Shitstorm als Mittel der Kritik
Der
sogenannte Shitstorm im Internet ist nach Ansicht des Medienwissenschaftlers Bernhard Pörksen besser als sein Ruf. »Ich halte die pauschale Shitstorm-Kritik für falsch«, sagte der Tübinger Professor in einem Interview der Deutschen Presse-Agentur. »Man sieht hier, dass sich der Ausdruck zu einem Kampfbegriff entwickelt hat – ähnlich wie Cybermob ein Schlagwort zur pauschalen Diffamierung der Netzszene.«
In einem »Shitstorm« könnten sich aber große gesellschaftliche Fragen spiegeln. »Man denke nur an die sogenannte Aufschrei-Debatte – hier ging es um den alltäglichen Sexismus gegenüber Frauen. Man denke nur an die Proteste gegen Markus Lanz – hier ging es um die äußerst relevante Frage: Wie viel Privatfernsehen vertragen die öffentlich-rechtlichen Medien?« Es gebe im Netz zwar die böse Attacke und die enthemmte Aggression, sagte Pörksen. Oft aber handele es sich eben um berechtigten Protest. »Man denke nur an einen Shitstorm, der sich gegen ein Unternehmen richtet: Hier zeigen sich oft brisante, manchmal einfach berechtigte, in jedem Fall ökonomisch hochrelevante Wertkonzepte von Konsumenten und Kunden.« Nötig seien »Shitstorm-Interpreten, die die Frage stellen, welchen aufklärerischen Sinn die scheinbar sinnlose Empörung habe.

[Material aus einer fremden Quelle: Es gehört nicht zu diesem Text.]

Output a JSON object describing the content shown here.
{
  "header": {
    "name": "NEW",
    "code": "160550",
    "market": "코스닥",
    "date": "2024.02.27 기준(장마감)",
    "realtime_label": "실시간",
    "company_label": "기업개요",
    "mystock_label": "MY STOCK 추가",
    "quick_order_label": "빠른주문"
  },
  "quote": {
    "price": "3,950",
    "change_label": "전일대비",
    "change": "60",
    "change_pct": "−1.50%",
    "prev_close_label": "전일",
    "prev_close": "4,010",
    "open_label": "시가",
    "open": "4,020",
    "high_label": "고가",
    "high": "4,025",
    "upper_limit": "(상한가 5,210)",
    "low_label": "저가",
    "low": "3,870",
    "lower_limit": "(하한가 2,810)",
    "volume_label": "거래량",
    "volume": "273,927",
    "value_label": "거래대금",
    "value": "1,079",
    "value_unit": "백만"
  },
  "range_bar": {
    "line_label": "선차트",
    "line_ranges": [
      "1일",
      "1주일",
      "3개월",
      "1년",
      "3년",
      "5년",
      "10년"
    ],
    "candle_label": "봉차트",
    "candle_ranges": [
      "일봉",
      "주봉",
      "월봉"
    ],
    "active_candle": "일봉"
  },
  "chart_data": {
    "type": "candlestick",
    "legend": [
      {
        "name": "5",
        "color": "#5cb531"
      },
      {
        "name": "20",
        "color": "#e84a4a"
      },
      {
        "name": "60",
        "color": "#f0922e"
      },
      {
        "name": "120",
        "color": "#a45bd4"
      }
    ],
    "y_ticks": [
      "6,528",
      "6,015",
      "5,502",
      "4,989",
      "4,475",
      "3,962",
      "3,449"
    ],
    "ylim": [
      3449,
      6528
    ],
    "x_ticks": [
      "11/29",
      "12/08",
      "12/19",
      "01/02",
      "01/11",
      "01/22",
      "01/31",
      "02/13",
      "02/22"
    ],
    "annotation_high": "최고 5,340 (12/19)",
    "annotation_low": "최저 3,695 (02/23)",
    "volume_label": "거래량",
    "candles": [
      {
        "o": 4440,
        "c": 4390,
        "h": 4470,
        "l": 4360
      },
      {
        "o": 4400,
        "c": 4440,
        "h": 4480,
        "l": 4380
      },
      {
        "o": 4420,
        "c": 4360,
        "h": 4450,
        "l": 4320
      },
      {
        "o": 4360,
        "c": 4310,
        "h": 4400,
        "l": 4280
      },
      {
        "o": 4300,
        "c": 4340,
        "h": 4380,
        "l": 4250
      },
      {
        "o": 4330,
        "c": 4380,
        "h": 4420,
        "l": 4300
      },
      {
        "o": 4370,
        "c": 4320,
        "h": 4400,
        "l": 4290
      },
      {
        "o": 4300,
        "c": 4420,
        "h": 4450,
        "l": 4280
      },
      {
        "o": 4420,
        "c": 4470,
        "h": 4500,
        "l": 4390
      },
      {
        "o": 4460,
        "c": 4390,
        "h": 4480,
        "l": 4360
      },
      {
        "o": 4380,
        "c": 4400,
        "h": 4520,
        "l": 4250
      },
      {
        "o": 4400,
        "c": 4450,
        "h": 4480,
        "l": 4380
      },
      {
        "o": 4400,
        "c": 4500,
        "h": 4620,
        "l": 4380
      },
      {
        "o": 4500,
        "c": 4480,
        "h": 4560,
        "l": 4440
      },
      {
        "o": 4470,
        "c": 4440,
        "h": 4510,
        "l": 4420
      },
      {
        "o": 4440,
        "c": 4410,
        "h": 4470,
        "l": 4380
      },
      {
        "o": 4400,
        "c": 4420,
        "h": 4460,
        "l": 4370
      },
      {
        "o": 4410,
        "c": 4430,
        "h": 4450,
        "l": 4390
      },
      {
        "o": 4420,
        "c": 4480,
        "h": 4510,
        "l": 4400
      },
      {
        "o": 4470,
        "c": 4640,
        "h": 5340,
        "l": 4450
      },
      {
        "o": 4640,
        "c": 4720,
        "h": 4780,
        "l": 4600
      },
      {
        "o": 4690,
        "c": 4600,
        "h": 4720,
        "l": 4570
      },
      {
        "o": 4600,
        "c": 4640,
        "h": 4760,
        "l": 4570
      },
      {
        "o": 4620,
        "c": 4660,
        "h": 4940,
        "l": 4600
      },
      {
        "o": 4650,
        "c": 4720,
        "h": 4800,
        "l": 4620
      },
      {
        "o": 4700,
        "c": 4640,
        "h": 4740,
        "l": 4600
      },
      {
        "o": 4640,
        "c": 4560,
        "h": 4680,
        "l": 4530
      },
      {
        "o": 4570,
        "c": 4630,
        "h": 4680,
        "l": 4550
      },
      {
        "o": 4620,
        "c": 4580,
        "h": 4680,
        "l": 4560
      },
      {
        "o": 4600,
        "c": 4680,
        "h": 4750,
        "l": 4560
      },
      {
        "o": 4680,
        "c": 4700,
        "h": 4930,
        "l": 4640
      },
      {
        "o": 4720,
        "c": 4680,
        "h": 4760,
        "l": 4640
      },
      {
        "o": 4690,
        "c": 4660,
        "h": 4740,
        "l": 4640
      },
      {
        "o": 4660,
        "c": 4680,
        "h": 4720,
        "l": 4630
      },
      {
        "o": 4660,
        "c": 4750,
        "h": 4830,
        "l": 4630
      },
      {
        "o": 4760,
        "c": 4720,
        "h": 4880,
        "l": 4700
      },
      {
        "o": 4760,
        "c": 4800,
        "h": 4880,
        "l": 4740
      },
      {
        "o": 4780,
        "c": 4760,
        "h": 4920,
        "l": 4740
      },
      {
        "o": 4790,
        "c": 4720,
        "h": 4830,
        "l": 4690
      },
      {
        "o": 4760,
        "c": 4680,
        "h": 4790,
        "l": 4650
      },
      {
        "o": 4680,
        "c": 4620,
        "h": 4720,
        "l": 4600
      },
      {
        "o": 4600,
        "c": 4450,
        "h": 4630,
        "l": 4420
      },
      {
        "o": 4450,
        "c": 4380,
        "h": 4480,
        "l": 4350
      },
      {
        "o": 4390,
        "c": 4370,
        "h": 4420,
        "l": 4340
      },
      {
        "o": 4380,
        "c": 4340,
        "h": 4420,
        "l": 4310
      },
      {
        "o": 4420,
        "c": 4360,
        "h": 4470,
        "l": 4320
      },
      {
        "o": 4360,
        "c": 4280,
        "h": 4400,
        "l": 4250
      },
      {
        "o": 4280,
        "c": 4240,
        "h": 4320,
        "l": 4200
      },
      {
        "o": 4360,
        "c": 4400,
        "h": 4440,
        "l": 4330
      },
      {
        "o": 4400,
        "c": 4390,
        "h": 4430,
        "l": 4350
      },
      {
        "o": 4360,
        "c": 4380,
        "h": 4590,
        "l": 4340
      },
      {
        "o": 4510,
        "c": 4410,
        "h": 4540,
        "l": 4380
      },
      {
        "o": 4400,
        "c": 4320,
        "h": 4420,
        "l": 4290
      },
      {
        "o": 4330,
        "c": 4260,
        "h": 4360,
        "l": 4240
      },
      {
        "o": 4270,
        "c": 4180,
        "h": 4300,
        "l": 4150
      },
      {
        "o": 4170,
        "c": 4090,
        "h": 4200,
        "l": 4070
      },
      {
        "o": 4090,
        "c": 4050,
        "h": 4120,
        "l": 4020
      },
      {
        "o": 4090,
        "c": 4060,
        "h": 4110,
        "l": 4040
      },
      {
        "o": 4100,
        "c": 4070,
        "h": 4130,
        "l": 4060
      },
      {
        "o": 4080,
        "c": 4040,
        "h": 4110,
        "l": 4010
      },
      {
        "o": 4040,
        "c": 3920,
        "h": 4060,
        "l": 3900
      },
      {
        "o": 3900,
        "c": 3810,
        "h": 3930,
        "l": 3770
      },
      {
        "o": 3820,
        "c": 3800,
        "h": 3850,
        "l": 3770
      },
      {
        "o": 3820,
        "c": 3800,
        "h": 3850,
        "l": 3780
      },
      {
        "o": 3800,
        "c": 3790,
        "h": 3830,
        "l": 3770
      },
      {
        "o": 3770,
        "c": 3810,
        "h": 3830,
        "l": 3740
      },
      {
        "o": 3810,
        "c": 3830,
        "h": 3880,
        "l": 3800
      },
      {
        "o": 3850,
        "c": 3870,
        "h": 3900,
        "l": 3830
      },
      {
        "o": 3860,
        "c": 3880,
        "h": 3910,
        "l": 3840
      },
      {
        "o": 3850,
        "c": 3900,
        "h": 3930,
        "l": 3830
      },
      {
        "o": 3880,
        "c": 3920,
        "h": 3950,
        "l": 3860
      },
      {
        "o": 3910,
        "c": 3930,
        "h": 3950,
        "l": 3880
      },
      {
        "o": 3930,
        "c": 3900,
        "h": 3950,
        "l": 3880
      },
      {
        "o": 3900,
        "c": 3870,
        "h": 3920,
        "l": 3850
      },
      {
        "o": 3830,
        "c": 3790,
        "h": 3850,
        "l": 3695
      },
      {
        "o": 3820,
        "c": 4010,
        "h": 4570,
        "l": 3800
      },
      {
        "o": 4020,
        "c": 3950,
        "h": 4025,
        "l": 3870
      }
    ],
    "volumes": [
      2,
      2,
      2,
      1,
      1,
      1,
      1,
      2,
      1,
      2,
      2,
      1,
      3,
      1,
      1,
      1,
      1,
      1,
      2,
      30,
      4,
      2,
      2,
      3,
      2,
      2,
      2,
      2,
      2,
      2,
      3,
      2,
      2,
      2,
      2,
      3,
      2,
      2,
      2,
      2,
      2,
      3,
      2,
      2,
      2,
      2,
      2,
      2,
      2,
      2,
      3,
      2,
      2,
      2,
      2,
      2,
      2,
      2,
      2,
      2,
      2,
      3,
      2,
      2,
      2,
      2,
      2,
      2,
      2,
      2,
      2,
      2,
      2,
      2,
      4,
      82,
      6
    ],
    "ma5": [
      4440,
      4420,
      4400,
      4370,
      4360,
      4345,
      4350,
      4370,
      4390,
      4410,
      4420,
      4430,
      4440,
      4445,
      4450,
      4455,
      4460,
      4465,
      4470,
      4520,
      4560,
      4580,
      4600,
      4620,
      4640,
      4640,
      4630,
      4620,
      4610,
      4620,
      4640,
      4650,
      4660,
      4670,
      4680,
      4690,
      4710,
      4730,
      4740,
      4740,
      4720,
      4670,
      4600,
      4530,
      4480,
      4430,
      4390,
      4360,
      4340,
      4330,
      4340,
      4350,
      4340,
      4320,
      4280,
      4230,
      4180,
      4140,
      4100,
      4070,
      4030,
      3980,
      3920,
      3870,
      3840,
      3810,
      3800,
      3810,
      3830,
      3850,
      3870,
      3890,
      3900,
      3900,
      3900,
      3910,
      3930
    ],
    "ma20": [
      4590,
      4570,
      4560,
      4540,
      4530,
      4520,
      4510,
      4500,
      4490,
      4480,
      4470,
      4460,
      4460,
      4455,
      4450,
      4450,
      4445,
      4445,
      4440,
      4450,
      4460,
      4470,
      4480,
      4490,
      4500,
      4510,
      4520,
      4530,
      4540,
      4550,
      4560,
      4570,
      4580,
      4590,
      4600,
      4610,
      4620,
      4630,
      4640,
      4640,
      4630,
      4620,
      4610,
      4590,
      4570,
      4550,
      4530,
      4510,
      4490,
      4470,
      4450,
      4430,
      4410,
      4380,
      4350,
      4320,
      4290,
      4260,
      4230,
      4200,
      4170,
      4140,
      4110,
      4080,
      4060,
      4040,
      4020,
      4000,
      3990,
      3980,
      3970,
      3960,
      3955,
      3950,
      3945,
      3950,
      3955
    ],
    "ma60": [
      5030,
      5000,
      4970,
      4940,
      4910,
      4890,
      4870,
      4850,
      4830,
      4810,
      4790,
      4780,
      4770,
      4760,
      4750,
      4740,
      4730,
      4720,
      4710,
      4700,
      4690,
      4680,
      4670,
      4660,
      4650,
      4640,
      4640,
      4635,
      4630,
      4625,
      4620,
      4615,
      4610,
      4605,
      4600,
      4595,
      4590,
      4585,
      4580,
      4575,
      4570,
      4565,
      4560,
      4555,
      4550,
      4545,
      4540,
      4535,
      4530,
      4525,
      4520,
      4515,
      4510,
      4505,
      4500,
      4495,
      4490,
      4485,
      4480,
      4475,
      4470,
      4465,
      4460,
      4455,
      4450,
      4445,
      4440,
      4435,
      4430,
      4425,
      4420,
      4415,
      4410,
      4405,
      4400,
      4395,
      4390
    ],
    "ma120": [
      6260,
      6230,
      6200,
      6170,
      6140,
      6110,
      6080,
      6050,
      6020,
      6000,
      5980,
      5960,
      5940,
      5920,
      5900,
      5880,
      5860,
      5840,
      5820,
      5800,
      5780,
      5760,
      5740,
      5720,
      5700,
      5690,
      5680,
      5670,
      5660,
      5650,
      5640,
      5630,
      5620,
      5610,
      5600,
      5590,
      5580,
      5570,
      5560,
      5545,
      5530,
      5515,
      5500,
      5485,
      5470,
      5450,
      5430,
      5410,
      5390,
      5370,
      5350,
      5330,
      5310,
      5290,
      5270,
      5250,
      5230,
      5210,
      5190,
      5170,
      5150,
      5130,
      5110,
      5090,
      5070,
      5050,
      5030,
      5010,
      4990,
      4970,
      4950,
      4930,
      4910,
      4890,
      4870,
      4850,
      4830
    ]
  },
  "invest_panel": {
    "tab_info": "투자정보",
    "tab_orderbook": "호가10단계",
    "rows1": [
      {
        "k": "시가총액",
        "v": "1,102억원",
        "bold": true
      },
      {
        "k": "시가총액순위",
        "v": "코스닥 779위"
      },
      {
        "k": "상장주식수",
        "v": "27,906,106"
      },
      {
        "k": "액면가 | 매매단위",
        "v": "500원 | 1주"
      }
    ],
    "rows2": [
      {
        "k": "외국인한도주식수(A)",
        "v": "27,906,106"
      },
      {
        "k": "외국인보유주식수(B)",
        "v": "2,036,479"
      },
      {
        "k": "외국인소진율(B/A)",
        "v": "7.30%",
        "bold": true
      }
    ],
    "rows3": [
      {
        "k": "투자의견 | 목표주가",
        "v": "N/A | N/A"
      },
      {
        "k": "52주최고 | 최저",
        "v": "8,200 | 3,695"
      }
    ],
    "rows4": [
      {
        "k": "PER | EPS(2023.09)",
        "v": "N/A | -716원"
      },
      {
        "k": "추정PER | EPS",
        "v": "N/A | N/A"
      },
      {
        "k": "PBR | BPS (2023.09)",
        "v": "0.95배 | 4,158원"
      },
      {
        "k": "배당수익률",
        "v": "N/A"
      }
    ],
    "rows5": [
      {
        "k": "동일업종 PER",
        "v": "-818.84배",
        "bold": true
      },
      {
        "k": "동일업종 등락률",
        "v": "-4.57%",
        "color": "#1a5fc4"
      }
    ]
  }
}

Die Medienlandschaft befände sich derzeit im Wandel, so Pörksen weiter, »auf dem Weg von der Mediendemokratie der klassischen Leitmedien hin zur Empörungsdemokratie des digitalen Zeitalters«. Traditionelle Machtzentren und publizistischen Monopole würden so zusehends an Einfluss verlieren.